# Best Laid Plans



## Dreamer1215 (Jan 31, 2009)

_lol! Constantly here! _

_I was going to ride Monday, since I was off, the kids were @ school & hubby started work again! (whoo hoo! - day to myself) However, it poured down rain all day & was chilly - well for here in Florida, anyways! Planned to ride Tuesday....hubby was home as his semi went into the shop & 1 son was home sick. Plus a neighbor had a rogue cow in her yard we were trying to get caught up, & the the other neighbor's bull got out so my afternoon was spent there! _

_I'm hoping to get on a horse this weekend....but I'm on call for work & there looks to be a good possibility of me being called in. _

_I wish you luck..and here's hoping we both get on a horse soon!_


----------



## Amymcree (Feb 1, 2009)

Good luck Dreamer.

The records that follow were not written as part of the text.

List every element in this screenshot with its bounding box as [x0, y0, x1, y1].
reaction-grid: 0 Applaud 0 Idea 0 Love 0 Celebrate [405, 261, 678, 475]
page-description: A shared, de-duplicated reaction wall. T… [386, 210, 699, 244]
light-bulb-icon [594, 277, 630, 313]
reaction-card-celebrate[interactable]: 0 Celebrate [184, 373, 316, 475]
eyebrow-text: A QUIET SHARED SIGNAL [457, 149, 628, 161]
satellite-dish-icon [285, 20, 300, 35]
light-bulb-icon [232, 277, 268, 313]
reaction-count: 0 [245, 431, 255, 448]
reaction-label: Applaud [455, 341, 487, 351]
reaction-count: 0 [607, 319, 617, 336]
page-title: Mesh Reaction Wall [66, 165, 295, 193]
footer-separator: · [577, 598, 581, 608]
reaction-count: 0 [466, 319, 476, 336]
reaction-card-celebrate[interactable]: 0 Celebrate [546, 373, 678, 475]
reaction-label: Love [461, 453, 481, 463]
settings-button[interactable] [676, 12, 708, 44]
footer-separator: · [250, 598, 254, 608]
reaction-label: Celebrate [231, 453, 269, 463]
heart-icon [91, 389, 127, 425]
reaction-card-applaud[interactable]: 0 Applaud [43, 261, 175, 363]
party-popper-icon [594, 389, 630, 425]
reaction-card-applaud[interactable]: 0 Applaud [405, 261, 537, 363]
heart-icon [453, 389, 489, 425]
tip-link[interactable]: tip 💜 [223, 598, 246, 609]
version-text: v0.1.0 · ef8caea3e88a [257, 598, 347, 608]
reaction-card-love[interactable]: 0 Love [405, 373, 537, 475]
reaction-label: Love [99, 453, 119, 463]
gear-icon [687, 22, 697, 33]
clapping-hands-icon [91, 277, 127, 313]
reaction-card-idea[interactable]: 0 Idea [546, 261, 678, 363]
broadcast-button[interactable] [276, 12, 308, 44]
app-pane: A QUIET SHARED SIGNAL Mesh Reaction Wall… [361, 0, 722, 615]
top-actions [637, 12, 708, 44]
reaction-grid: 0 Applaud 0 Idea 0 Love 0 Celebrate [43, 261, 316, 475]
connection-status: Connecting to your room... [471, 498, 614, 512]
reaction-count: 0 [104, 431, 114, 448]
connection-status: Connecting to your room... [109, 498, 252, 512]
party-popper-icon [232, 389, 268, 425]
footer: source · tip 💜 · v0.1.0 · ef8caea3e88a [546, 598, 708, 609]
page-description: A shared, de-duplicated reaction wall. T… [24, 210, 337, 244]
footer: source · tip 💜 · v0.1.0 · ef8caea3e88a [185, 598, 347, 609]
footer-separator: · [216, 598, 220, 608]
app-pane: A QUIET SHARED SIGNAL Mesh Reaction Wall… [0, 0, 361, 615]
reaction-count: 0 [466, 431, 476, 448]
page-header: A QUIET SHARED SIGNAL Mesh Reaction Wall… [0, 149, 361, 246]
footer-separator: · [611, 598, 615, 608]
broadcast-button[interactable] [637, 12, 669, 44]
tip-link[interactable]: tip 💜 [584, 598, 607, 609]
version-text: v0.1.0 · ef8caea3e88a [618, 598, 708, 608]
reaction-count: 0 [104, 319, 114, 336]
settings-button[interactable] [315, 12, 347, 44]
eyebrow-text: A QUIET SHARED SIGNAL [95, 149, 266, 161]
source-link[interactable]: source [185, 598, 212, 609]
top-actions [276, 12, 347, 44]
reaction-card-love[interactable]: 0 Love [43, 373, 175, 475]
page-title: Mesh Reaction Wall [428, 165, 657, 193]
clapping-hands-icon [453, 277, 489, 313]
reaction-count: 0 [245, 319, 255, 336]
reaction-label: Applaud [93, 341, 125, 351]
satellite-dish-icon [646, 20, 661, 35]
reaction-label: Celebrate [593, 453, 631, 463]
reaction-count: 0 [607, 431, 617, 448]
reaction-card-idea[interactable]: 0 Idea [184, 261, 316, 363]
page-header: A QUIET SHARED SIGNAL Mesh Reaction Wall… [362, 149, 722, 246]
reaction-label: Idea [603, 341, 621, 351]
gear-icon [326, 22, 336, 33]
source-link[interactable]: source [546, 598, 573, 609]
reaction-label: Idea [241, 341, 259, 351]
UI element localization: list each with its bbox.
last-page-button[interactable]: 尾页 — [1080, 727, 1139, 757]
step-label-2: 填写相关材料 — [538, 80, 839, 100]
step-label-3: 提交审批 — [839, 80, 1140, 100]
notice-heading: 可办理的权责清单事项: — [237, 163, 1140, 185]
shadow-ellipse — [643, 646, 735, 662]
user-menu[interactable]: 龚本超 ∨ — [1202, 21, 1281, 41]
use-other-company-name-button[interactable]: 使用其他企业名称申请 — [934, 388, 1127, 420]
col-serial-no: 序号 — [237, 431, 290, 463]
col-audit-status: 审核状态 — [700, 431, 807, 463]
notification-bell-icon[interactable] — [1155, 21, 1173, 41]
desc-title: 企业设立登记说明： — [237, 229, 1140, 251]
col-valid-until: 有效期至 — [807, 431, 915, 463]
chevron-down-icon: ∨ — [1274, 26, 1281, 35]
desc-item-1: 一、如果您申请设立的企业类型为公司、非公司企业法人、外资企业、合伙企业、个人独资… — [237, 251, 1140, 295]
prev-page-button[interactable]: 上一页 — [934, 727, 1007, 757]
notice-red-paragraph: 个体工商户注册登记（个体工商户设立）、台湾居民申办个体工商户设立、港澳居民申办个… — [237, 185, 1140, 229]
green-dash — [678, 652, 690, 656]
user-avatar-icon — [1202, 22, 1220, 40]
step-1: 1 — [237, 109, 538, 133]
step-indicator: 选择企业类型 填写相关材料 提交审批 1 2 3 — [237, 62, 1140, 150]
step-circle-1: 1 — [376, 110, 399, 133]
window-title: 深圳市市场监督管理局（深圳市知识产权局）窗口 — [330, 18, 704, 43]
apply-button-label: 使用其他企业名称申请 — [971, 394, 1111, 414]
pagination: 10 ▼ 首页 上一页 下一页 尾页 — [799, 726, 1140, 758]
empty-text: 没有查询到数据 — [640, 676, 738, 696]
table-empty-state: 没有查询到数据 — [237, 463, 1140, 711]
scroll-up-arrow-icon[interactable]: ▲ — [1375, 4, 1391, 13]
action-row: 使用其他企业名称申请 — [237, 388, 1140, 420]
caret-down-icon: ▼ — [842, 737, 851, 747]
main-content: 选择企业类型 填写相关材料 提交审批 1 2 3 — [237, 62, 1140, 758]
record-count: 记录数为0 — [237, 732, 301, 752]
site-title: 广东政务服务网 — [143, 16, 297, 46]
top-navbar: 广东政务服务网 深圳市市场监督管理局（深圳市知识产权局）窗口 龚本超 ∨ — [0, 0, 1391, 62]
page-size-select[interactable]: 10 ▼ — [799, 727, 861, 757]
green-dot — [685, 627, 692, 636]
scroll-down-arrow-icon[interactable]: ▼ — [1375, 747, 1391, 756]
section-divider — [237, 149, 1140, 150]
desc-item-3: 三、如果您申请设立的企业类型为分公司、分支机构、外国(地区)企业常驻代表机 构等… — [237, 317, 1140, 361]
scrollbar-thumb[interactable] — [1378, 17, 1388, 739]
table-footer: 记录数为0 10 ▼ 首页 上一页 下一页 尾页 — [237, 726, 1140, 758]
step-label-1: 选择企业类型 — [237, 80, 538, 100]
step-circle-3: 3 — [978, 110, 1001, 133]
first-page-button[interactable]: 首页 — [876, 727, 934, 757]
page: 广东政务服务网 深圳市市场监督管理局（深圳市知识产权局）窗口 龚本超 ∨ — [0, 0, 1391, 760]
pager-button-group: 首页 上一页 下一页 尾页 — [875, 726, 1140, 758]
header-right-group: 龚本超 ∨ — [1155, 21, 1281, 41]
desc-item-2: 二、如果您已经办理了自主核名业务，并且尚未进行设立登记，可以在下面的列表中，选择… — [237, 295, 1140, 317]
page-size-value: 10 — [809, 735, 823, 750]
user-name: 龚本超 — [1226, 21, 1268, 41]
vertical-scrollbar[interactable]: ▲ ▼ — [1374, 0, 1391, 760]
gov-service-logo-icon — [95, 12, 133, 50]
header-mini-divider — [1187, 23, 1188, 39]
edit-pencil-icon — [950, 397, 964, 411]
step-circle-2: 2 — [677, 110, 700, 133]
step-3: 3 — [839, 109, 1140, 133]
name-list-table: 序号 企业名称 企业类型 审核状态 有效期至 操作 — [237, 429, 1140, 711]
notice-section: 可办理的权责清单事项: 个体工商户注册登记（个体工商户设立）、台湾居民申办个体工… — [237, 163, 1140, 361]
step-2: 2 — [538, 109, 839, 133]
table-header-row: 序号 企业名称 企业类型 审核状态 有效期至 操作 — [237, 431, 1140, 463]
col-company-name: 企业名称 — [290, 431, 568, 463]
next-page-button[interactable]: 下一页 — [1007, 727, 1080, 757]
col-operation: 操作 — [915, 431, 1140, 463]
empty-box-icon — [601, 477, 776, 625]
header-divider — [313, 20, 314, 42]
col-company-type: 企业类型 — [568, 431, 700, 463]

I hear you guys in Florida are having some cold weather.

Amy


----------



## Dreamer1215 (Jan 31, 2009)

_Yes, ma'am! Was in the low 30's this am & looks to be the same for tonight as well. Will be warming up some this week though. And to think...I'm originally from Wisconsin! lol_


----------



## Vidaloco (Sep 14, 2007)

We're just he opposite riding gets in the way of life sometimes. Funny we were discussing that today. I have so many little things that need to be done around the ol farm house that can only be done during nice weather. They all sit undone because during nice weather we are in the saddle :lol:


----------



## Amymcree (Feb 1, 2009)

I don't blame you. I would rather be in the saddle than doing work around the house. Especially when the sun is shinning. Going to attempt to get in the saddle today. Things are still real mushy around here. And we are getting another storm this weekend. I have a four day weekend and it will probably be raining. :evil:

Amy


----------



## Vidaloco (Sep 14, 2007)

Same here, its rained and now its very muddy. Guess I'll have to let my outdoor to-do list wait till its sunny and nice.....but then I'll want to go ride :lol: See my dilemma?


----------